Скриппс О'Нил и его жена сидели рядом. Теперь миссис Скриппс знала: ей его не удержать. Все ее старания пошли прахом. Она потерпела поражение. Она знала, что проиграет. Теперь уже его не удержать. А Мэнди опять говорит. Говорит. Говорит. Только и знает, что говорит. Именно этот нескончаемый поток литературных сплетен подводил сейчас к концу ее, Дианы, замужество. Не может она его удержать. Он уходит. Уходит. Уходит от нее. Убитая горем, Диана сидит у стойки. Скриппс слушает, как говорит Мэнди. А Мэнди говорит. Говорит. Говорит. Коммивояжер — он теперь уже их старый знакомый — сидит и читает свою детройтскую «Ньюс». Не удержать ей его. Не удержать. Не удержать.

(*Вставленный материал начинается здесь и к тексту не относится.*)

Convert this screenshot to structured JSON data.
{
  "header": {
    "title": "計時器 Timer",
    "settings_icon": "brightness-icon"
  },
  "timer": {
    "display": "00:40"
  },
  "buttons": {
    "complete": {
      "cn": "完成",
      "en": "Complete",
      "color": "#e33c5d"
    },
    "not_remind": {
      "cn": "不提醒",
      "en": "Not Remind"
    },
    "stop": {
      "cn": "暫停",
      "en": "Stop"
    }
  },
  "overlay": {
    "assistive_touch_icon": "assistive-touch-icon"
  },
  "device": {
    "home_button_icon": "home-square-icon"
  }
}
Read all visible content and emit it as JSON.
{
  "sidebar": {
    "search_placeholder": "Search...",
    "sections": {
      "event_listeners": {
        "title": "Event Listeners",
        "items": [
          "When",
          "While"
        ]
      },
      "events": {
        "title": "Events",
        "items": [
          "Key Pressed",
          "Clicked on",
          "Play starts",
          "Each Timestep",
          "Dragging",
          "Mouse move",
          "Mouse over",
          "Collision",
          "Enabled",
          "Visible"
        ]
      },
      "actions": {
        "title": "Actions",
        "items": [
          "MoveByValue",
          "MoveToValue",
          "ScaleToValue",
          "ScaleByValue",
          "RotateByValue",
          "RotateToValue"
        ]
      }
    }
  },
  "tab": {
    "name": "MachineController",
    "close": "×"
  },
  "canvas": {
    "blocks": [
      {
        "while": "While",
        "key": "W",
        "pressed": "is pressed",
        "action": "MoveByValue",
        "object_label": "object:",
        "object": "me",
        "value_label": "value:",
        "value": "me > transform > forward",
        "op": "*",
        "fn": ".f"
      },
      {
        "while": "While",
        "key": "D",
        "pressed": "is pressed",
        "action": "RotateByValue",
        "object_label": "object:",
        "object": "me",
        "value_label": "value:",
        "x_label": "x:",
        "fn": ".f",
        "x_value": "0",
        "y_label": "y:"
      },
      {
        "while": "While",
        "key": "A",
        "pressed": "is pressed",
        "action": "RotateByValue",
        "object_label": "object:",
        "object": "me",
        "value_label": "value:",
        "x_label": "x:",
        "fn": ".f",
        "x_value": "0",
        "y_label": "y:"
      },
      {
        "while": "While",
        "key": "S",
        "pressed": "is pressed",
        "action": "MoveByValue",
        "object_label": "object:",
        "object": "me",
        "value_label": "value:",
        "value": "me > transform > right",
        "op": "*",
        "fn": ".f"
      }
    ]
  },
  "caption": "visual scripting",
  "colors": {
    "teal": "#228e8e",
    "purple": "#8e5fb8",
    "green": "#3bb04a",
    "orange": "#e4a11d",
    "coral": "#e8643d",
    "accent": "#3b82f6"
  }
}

Маленький индеец встал со стула и подошел к окну. Все стекло было покрыто толстым слоем узорчатого инея. Индеец подышал на замерзшее стекло, потер глазок пустым рукавом своей макино и глянул в темноту. И вдруг отскочил от окна и опрометью выскочил в ночь. Высокий индеец проводил его глазами, неторопливо доел свой ужин, взял зубочистку, сунул ее меж зубов и исчез в ночи вслед за своим товарищем.




 

При заимствовании материалов с сайта активная ссылка на источник обязательна.
© 2016—2024 "Хемингуэй Эрнест Миллер"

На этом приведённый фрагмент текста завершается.